I though that, because of the hypotesis, $<\alpha(t_{0}),\alpha(t_{0})> = c\in\mathbb{R}-\lbrace0\rbrace$. So
$$\frac{d}{dt} <\alpha(t_{0}),\alpha ' (t_{0})> = <\alpha '(t_{0}),\alpha(t_{0})>+<\alpha (t_{0}), \alpha '(t_{0})>=2<\alpha(t_{0}),\alpha '(t_{0})> = 0$$
So, because $\alpha '(t_{0})\neq\underline{0}$ we have the assertion.
I have some doubts because I didn't use the fact that $\alpha(t_{0})$ is the most near to the origin. Can someome explain to me if I did something wrong?
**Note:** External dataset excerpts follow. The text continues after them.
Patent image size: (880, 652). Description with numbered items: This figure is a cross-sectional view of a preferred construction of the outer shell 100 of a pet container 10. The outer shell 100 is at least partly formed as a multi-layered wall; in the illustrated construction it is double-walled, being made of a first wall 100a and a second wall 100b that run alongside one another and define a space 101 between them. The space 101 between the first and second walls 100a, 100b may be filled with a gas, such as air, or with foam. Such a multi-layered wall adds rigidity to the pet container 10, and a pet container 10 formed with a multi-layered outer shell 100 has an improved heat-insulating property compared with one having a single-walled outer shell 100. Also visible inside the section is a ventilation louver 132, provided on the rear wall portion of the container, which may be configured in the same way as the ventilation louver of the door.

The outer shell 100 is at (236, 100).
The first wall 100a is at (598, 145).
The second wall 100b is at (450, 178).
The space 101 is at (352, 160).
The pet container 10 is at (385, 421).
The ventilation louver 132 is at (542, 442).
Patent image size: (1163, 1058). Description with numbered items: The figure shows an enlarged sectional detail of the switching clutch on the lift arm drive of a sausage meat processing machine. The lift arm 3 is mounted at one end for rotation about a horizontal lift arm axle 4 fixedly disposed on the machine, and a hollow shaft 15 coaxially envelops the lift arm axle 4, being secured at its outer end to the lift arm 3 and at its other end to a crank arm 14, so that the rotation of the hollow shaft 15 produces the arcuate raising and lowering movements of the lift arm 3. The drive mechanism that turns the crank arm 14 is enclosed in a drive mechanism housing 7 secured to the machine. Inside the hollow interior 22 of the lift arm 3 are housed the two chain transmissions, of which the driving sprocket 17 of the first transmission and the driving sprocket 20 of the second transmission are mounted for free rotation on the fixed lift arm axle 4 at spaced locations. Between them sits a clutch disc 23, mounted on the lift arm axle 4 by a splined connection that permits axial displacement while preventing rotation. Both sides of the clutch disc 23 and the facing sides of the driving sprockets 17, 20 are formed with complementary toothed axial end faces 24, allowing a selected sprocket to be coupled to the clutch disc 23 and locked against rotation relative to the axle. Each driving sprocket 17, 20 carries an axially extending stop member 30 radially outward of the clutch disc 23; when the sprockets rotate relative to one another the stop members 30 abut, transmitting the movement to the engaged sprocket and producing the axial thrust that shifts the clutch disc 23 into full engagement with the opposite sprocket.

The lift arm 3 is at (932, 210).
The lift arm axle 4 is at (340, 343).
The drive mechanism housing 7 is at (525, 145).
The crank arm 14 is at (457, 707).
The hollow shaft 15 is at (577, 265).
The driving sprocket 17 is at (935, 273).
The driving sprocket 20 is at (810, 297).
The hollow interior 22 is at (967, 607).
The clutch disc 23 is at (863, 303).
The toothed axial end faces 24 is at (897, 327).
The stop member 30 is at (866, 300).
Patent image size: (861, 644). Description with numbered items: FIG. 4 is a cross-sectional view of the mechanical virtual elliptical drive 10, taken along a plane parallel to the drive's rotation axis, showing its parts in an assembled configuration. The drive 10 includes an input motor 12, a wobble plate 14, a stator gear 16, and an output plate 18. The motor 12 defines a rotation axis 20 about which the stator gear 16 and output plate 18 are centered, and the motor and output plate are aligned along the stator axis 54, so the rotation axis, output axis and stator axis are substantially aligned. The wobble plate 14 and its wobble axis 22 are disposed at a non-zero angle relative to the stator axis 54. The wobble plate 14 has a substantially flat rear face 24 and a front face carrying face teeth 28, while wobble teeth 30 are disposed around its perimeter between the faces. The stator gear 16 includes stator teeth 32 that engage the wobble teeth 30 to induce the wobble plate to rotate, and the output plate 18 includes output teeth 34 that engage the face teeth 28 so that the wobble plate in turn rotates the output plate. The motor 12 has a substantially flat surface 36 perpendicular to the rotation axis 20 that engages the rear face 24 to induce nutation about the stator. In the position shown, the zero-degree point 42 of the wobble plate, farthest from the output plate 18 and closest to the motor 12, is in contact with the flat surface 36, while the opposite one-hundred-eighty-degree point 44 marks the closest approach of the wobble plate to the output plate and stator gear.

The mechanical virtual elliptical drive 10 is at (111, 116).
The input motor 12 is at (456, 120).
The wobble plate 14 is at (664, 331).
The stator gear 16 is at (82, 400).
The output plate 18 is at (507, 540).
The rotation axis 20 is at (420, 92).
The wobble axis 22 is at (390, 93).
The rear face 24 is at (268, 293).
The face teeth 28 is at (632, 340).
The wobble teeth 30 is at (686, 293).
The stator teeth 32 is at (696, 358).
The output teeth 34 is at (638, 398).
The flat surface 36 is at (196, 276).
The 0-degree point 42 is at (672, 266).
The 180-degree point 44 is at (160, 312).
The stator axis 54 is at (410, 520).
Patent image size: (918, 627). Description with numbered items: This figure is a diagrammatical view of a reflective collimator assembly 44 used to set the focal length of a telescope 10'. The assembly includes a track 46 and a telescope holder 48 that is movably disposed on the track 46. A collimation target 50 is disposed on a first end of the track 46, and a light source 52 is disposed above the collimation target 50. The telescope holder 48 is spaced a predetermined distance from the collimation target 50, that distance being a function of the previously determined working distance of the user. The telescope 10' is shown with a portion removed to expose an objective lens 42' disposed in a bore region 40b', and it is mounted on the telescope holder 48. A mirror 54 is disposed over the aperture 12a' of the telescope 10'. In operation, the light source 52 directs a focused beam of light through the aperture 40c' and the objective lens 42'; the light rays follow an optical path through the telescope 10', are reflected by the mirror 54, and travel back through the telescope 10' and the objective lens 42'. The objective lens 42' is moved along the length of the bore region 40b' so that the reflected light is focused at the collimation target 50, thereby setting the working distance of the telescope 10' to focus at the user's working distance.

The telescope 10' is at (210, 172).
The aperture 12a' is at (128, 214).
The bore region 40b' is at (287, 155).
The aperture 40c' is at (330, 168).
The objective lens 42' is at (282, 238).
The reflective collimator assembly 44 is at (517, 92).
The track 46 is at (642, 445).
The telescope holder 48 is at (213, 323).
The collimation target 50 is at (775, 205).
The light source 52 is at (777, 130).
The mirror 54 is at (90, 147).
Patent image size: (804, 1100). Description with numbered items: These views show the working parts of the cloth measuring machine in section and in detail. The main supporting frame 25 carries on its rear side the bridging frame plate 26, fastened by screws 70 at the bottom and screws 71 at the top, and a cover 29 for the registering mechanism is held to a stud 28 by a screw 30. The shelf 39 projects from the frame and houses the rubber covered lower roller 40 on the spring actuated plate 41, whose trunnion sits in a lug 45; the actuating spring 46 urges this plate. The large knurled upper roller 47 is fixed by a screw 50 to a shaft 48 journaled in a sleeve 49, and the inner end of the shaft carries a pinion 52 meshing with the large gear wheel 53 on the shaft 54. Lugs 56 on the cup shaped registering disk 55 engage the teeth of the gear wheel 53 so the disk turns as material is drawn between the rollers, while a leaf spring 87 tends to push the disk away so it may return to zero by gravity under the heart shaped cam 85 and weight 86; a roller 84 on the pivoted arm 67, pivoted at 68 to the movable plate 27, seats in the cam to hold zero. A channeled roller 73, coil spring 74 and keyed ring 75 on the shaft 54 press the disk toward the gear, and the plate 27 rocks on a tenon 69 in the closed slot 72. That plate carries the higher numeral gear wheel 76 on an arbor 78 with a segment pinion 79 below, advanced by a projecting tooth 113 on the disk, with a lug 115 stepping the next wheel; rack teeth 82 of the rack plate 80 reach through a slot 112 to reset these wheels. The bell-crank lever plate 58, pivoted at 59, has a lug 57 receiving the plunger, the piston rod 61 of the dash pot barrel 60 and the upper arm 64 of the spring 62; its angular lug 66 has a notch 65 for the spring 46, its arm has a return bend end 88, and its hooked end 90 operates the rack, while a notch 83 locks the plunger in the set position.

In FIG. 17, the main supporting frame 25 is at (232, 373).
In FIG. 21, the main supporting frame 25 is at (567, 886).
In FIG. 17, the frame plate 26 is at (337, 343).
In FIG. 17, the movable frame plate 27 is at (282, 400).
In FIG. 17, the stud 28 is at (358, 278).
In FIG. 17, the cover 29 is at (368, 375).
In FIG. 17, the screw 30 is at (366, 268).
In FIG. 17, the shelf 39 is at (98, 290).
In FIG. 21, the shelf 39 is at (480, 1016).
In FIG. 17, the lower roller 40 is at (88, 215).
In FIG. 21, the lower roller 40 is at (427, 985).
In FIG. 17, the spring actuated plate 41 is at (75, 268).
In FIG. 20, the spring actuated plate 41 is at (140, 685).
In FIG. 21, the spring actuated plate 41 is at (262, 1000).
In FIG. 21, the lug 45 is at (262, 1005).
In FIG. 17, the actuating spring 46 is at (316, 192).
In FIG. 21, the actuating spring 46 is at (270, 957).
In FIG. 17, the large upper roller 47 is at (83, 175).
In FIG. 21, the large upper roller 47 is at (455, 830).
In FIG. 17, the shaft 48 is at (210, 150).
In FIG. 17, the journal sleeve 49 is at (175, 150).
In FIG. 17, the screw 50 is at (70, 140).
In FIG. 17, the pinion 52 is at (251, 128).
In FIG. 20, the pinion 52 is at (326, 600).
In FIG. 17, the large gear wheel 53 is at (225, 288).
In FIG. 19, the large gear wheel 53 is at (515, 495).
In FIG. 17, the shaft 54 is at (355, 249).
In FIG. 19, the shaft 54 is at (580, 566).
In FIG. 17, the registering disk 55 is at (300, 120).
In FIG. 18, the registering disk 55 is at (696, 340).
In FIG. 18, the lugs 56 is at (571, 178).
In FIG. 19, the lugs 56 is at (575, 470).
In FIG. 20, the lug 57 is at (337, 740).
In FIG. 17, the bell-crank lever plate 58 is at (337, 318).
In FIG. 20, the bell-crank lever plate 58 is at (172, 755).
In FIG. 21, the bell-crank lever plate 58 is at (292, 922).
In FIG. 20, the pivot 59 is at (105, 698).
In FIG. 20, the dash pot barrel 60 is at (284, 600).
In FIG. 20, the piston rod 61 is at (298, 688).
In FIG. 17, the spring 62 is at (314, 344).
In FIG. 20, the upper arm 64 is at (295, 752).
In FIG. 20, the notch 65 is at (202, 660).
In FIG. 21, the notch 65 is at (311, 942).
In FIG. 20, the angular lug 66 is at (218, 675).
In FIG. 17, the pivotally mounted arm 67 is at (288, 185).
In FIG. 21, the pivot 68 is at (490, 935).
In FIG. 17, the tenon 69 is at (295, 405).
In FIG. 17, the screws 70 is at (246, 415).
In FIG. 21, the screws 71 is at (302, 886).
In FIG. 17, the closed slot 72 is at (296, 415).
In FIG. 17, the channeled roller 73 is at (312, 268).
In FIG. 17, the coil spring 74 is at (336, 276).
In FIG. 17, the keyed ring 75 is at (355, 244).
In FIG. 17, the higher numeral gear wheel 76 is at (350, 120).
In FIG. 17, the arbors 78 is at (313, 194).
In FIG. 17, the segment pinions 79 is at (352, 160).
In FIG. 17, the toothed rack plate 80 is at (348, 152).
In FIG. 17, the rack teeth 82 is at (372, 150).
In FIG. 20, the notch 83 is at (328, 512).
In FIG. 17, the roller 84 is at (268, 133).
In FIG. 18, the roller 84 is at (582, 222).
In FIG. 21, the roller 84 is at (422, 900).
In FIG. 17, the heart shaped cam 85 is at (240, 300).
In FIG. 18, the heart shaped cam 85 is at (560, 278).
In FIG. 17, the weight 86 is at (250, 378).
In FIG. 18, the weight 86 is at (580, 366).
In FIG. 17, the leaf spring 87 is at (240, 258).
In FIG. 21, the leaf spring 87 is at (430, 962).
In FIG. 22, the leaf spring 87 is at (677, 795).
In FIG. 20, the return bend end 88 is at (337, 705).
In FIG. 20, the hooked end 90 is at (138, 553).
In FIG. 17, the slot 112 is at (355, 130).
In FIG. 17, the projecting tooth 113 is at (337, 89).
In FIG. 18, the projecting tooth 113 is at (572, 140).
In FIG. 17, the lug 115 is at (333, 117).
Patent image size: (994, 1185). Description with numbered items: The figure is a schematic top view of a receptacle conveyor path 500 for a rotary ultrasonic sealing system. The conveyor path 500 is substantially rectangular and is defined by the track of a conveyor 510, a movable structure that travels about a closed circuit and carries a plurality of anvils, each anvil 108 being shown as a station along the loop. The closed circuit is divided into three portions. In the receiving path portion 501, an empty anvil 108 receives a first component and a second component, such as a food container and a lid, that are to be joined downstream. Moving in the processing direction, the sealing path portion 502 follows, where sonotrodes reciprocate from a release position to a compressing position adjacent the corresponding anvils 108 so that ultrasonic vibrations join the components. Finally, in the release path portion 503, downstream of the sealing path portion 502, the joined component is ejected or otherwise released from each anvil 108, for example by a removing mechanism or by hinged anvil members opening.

Thanks before.
You are on the right track!
Define the function $|| \alpha(t) || : I \to \mathbb{R}$. Since $\alpha(t_0)$ is closest point to the origin, it means that $||\alpha(t)||$ attains its minimum at $t_0$. That implies that its derivative at $t = t_0$ is zero, i.e. $$ \frac{d}{dt} ||\alpha(t) ||^2 \; \Big|_{t = t_0} = 2 \cdot \langle \alpha(t_0), \alpha'(t_0) \rangle = 0$$ which means that $\alpha(t_0)$ and $\alpha'(t_0)$ are perpendicular.
Aside: To get the left and right brackets for inner product, use
\langleand\rangle- it makes your stuff look way better.